Whether you are 18 or 88, married, single, widowed, or divorced, with or without kids, and regardless of your socio-economic status, if you are an active LDS woman, you are in Relief Society.  Not so for the men. 

I will freely acknowledge that being a woman in the church and bringing up a question about Priesthood practices would probably subject me to some derisive comment from BY types about how it’s as unseemly as a dog walking on its hind legs or some such thing.  I admit up front that I am not an expert in these matters, but I have been a member of the church for my whole life, and have attended many different wards across the US and some outside the US.

If you are a man in the church, you are either in Elder’s Quorum or High Priests, depending on the highest office in the Priesthood bestowed.  The lessons taught are the same (the manual is also shared by the Relief Society).  If you are in the Elders’ Quorum, you are more likely to be asked to help people move, to participate in ward basketball, and to administer blessings to the sick.  If you are in the High Priests’ Group, there are social activities for the men and their wives.  Uhm, which group sounds better to you?  Basketball + moving people or dinner parties with wheezing fossils (no offense to the wheezing fossils out there)?

Officially, an active LDS man remains an Elder until he is in a calling (such as a bishop or stake leadership calling) that requires him to become a High Priest.  However, there are a few exceptions (that I’ve seen in various wards) that can result in someone being moved from the Elder’s Quorum into the High Priest’s Group without having been in a “High Priest” required calling:

  1. Age.  If a man in good standing is over the age of 50 (or lower for some wards), he may be either 1) invited to attend HPG based on age, despite priesthood level, or 2) ordained to the office of a High Priest to move him into the older group officially.
    • This seems a little arbitrary and could lead to hurt feelings or feeling disenfranchized for men who are older but haven’t been ordained as High Priests.
    • **In some wards, a very young HP will unofficially join the EQ based on age.
  2. Organization.  If a ward has too few High Priests to fill all the roles associated with the High Priests’ Group, additional Elders may be ordained to fill these roles.
    • If a ward is too small or has too few to fill one of the two quorums, why not just collapse into one Priesthood Quorum?  This feels like ordaining people to justify unnecessary callings.  Aren’t there any programs to hand out or Primary classes to substitute for?  Is this problematic because the HPG is actually led by the Stake President but the Elder’s Quorum has a ward level leader?
  3. Discretionary Ordinations.  It is not required for some callings, like Executive Secretary, to be ordained High Priests, but local leadership may (at their discretion) decide to ordain someone to the office of High Priest in this or similar roles.
    • Not a big deal I suppose, but it seems pretty arbitrary.  At least it is restricted to a handful of borderline justifiable positions and is less likely to create bad feelings as a result.

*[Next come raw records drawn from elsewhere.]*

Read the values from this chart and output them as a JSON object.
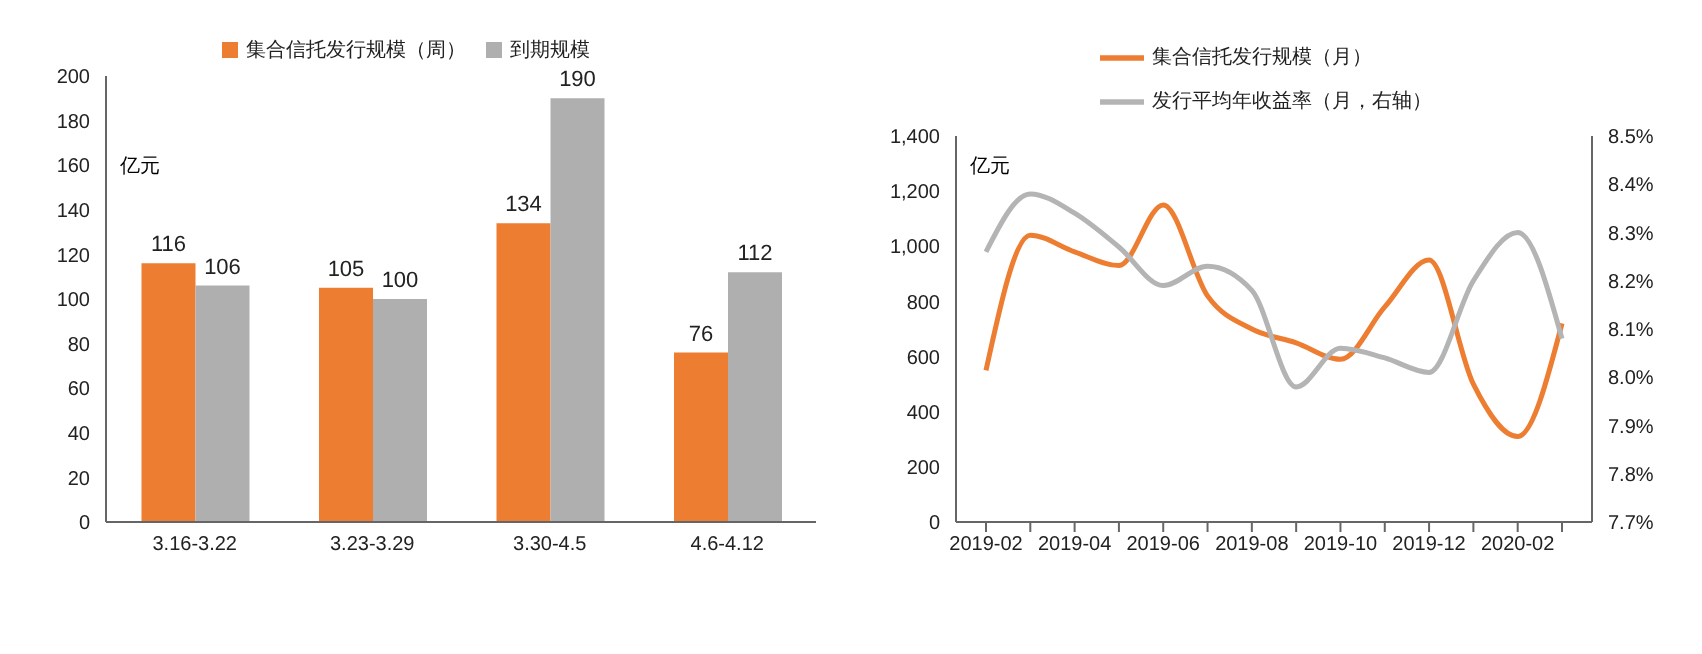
{
  "chart_data": [
    {
      "type": "bar",
      "ylabel": "亿元",
      "categories": [
        "3.16-3.22",
        "3.23-3.29",
        "3.30-4.5",
        "4.6-4.12"
      ],
      "series": [
        {
          "name": "集合信托发行规模（周）",
          "color": "#ed7d31",
          "values": [
            116,
            105,
            134,
            76
          ]
        },
        {
          "name": "到期规模",
          "color": "#afafaf",
          "values": [
            106,
            100,
            190,
            112
          ]
        }
      ],
      "ylim": [
        0,
        200
      ],
      "yticks": [
        0,
        20,
        40,
        60,
        80,
        100,
        120,
        140,
        160,
        180,
        200
      ],
      "data_labels": true,
      "grid": false,
      "legend": "top"
    },
    {
      "type": "line",
      "ylabel": "亿元",
      "categories": [
        "2019-02",
        null,
        "2019-04",
        null,
        "2019-06",
        null,
        "2019-08",
        null,
        "2019-10",
        null,
        "2019-12",
        null,
        "2020-02",
        null
      ],
      "series": [
        {
          "name": "集合信托发行规模（月）",
          "color": "#ed7d31",
          "values": [
            550,
            1040,
            980,
            930,
            1150,
            820,
            700,
            650,
            590,
            780,
            950,
            500,
            310,
            720
          ]
        },
        {
          "name": "发行平均年收益率（月，右轴）",
          "color": "#b4b4b4",
          "axis": "y2",
          "values": [
            8.26,
            8.38,
            8.34,
            8.27,
            8.19,
            8.23,
            8.18,
            7.98,
            8.06,
            8.04,
            8.01,
            8.2,
            8.3,
            8.08
          ]
        }
      ],
      "ylim": [
        0,
        1400
      ],
      "yticks": [
        0,
        200,
        400,
        600,
        800,
        {
          "value": 1000,
          "label": "1,000"
        },
        {
          "value": 1200,
          "label": "1,200"
        },
        {
          "value": 1400,
          "label": "1,400"
        }
      ],
      "y2lim": [
        7.7,
        8.5
      ],
      "y2ticks": [
        {
          "value": 7.7,
          "label": "7.7%"
        },
        {
          "value": 7.8,
          "label": "7.8%"
        },
        {
          "value": 7.9,
          "label": "7.9%"
        },
        {
          "value": 8.0,
          "label": "8.0%"
        },
        {
          "value": 8.1,
          "label": "8.1%"
        },
        {
          "value": 8.2,
          "label": "8.2%"
        },
        {
          "value": 8.3,
          "label": "8.3%"
        },
        {
          "value": 8.4,
          "label": "8.4%"
        },
        {
          "value": 8.5,
          "label": "8.5%"
        }
      ],
      "grid": false,
      "legend": "top",
      "marker": "none",
      "line_style": "solid"
    }
  ]
}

Given that Relief Society is done differently, I have often wondered a few things:

  • Why is this forced hierarchy necessary?  Doesn’t it bring out the worst in people (envy, pride, competition, and favoritism) where charity should rule the day?
  • Do men NEED to feel that they have a goal (aging up into a different class) in order to feel that they are engaged and participating in the church?  Is there some legitimate reason the Elders and High Priests can’t meet together weekly?
  • Why aren’t the quorums just combined when the group sizes are extremely lopsided? In our ward, there are only a handful of active Elders, but even so, the HP group does not want to combine with them for Sunday meetings. Is this how it happens in most wards?